How to add keyword to acorn or esprima parser

684 views Asked by At

I am working on a language that transpiles to javascript and has a similar syntax. However I want to include some new type of block statements. For syntax purposes they are the same as an IfStatement. How can I get esprima or acorn to parse this program MyStatement {a=1;} without throwing an error? Its fine if it calls it an IfStatement. I would prefer not to fork esprima.

1

There are 1 answers

0
bruceceng On

It turns out, that the plugin capabilities of acorn are not really documented. It seems like forking acorn would be the easiest route. In this case, it is as simple as searching for occurances of _if and following a similar pattern for _MyStatement.

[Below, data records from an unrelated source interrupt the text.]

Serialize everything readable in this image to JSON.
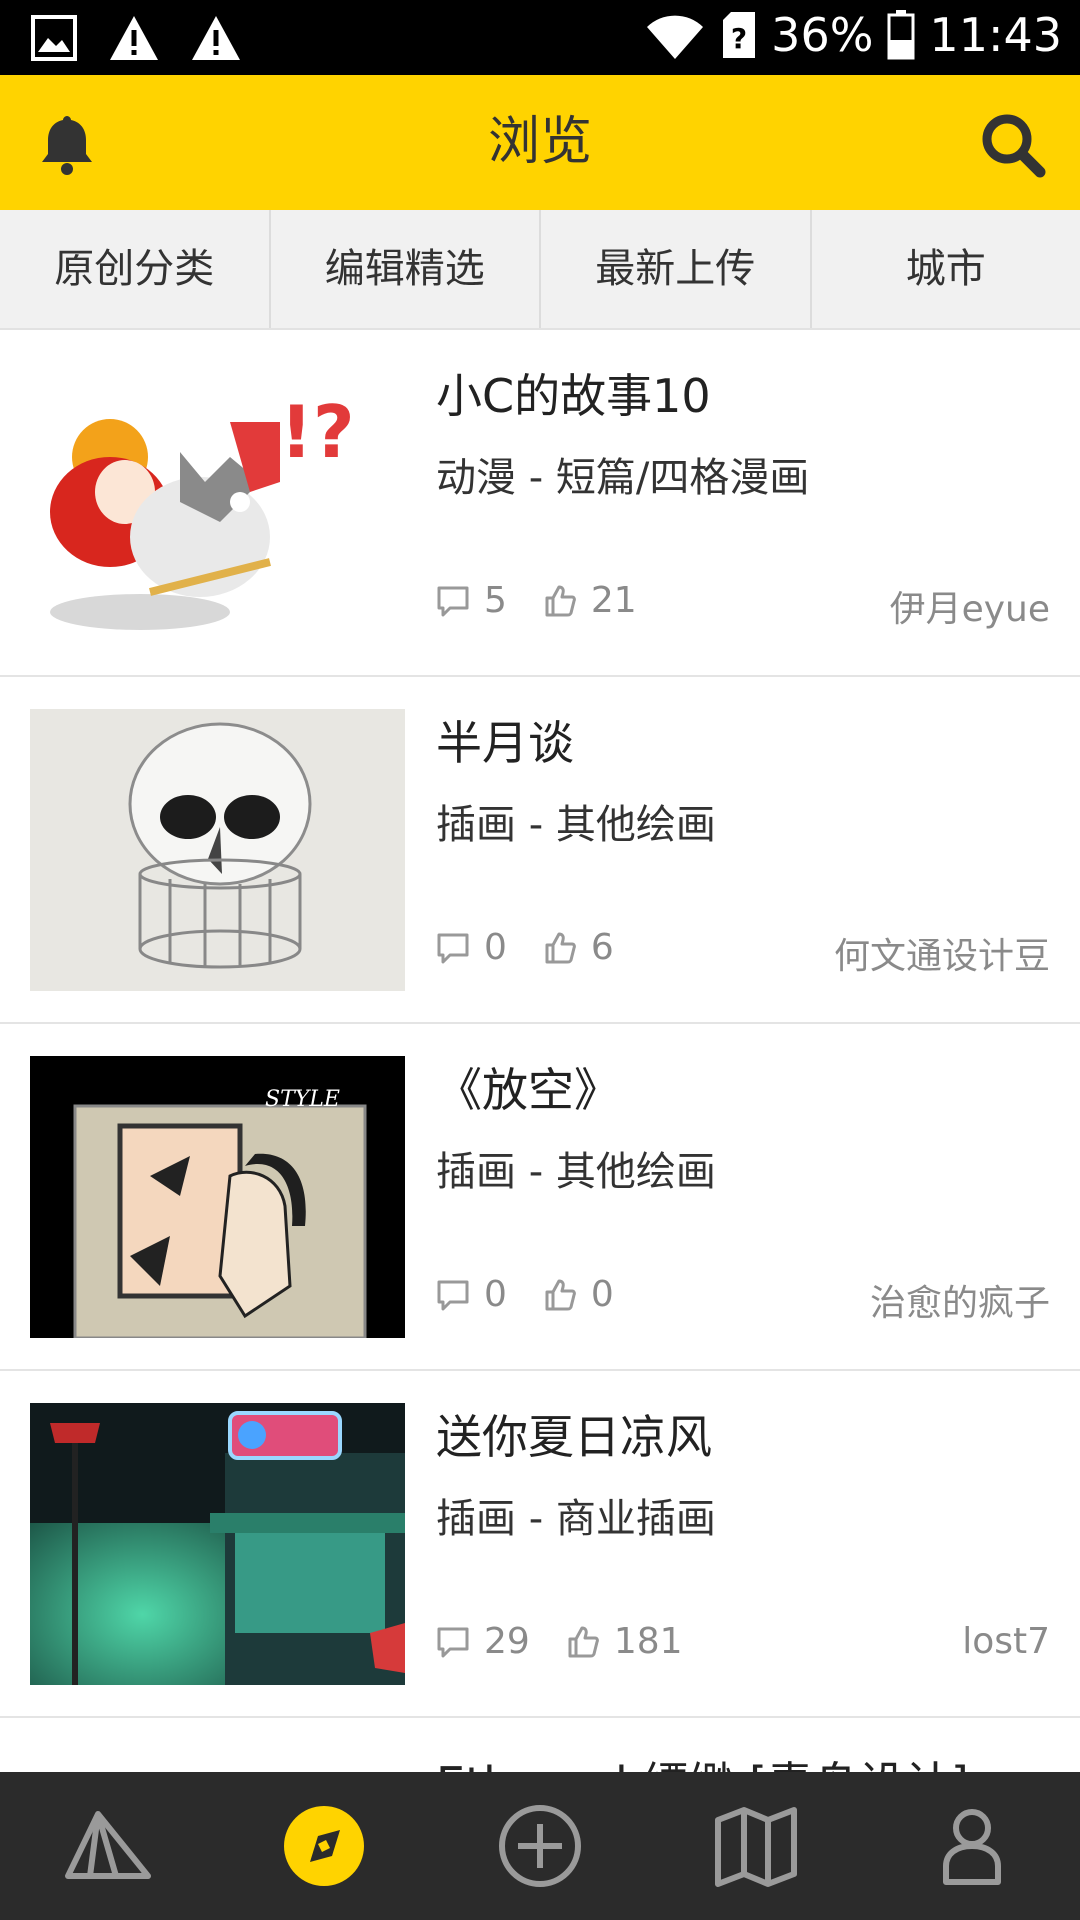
{
  "status_bar": {
    "battery": "36%",
    "time": "11:43",
    "icons": [
      "image-icon",
      "warning-icon",
      "warning-icon",
      "wifi-icon",
      "sim-unknown-icon",
      "battery-icon"
    ]
  },
  "header": {
    "title": "浏览",
    "left_icon": "bell-icon",
    "right_icon": "search-icon",
    "color": "#FFD300"
  },
  "tabs": [
    {
      "label": "原创分类"
    },
    {
      "label": "编辑精选"
    },
    {
      "label": "最新上传"
    },
    {
      "label": "城市"
    }
  ],
  "items": [
    {
      "title": "小C的故事10",
      "category": "动漫 - 短篇/四格漫画",
      "comments": "5",
      "likes": "21",
      "author": "伊月eyue"
    },
    {
      "title": "半月谈",
      "category": "插画 - 其他绘画",
      "comments": "0",
      "likes": "6",
      "author": "何文通设计豆"
    },
    {
      "title": "《放空》",
      "category": "插画 - 其他绘画",
      "comments": "0",
      "likes": "0",
      "author": "治愈的疯子"
    },
    {
      "title": "送你夏日凉风",
      "category": "插画 - 商业插画",
      "comments": "29",
      "likes": "181",
      "author": "lost7"
    },
    {
      "title": "Ethereal 缥缈 [青舟设计]"
    }
  ],
  "bottom_nav": {
    "items": [
      "camp-icon",
      "compass-icon",
      "add-circle-icon",
      "map-icon",
      "person-icon"
    ],
    "active_index": 1,
    "active_color": "#FFD300"
  }
}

However it is possible to write a plugin to accomplish what I was trying to do. It seems a bit of a hack, but here is the code. The basic steps are:

  1. To exend Parse and add to the list of keywords that will be recognized by the first pass

  2. Create a TokenType for the new keyword and add it to the Parser.acorn.keywordTypes, extend parseStatement so that it processes the new TokenType

  3. Create a handler for the new TokenType which will add information to the Abstract Syntax Tree as required by the keyword functionality and also consume tokens using commands like this.expect(tt.parenR) to eat a '(' or this.parseExpression() to process an entire expression.

Here is the code:

var program = 
`
  MyStatement {
    MyStatement(true) {
      MyStatement() {
        var a = 1;
      }
    }
    if (1) {
      var c = 0;
    }
  }
`;

const acorn = require("acorn");

const Parser = acorn.Parser;
const tt = acorn.tokTypes; //used to access standard token types like "("
const TokenType = acorn.TokenType; //used to create new types of Tokens.

//add a new keyword to Acorn.
Parser.acorn.keywordTypes["MyStatement"] = new TokenType("MyStatement",{keyword: "MyStatement"});

//const isIdentifierStart = acorn.isIdentifierStart;

function wordsRegexp(words) {
  return new RegExp("^(?:" + words.replace(/ /g, "|") + ")$")
}

var bruceware = function(Parser) {
  return class extends Parser {
    parse(program) {
      console.log("hooking parse.");

      //it appears it is necessary to add keywords here also.
      var newKeywords = "break case catch continue debugger default do else finally for function if return switch throw try var while with null true false instanceof typeof void delete new in this const class extends export import super";
      newKeywords += " MyStatement";
      this.keywords = wordsRegexp(newKeywords);

      return(super.parse(program));
    }

    parseStatement(context, topLevel, exports) {
      var starttype = this.type;
      console.log("!!!hooking parseStatement", starttype);

      if (starttype == Parser.acorn.keywordTypes["MyStatement"]) {
        console.log("Parse MyStatement");
        var node = this.startNode();
        return this.parseMyStatement(node);
      }
      else {
        return(super.parseStatement(context, topLevel, exports));
      }
    }

    parseMyStatement(node) {
      console.log("parse MyStatement");
      this.next();

      //In my language, MyStatement doesn't have to have a parameter. It could be called as `MyStatement { ... }`
      if (this.type == tt.parenL) {
        node.test = this.parseOptionalParenExpression();
      }
      else {
        node.test = 0; //If there is no test, just make it 0 for now (note that this may break code generation later).
      }

      node.isMyStatement = true; //set a flag so we know that this if a "MyStatement" instead of an if statement.

      //process the body of the block just like a normal if statement for now.

      // allow function declarations in branches, but only in non-strict mode
      node.consequent = this.parseStatement("if");
      //node.alternate = this.eat(acornTypes["else"]) ? this.parseStatement("if") : null;
      return this.finishNode(node, "IfStatement")
    };

    //In my language, MyStatement, optionally has a parameter. It can also by called as MyStatement() { ... }
    parseOptionalParenExpression() {
      this.expect(tt.parenL);

      //see what type it is
      console.log("Type: ", this.type);

      //allow it to be blank.
      var val = 0; //for now just make the condition 0. Note that this may break code generation later.
      if (this.type == tt.parenR) {
        this.expect(tt.parenR);
      }
      else { 
        val = this.parseExpression();
        this.expect(tt.parenR);
      }

      return val
    };

  }
}

process.stdout.write('\033c'); //cls

var result2 = Parser.extend(bruceware).parse(program); //attempt to parse

console.log(JSON.stringify(result2,null,' ')); //show the results.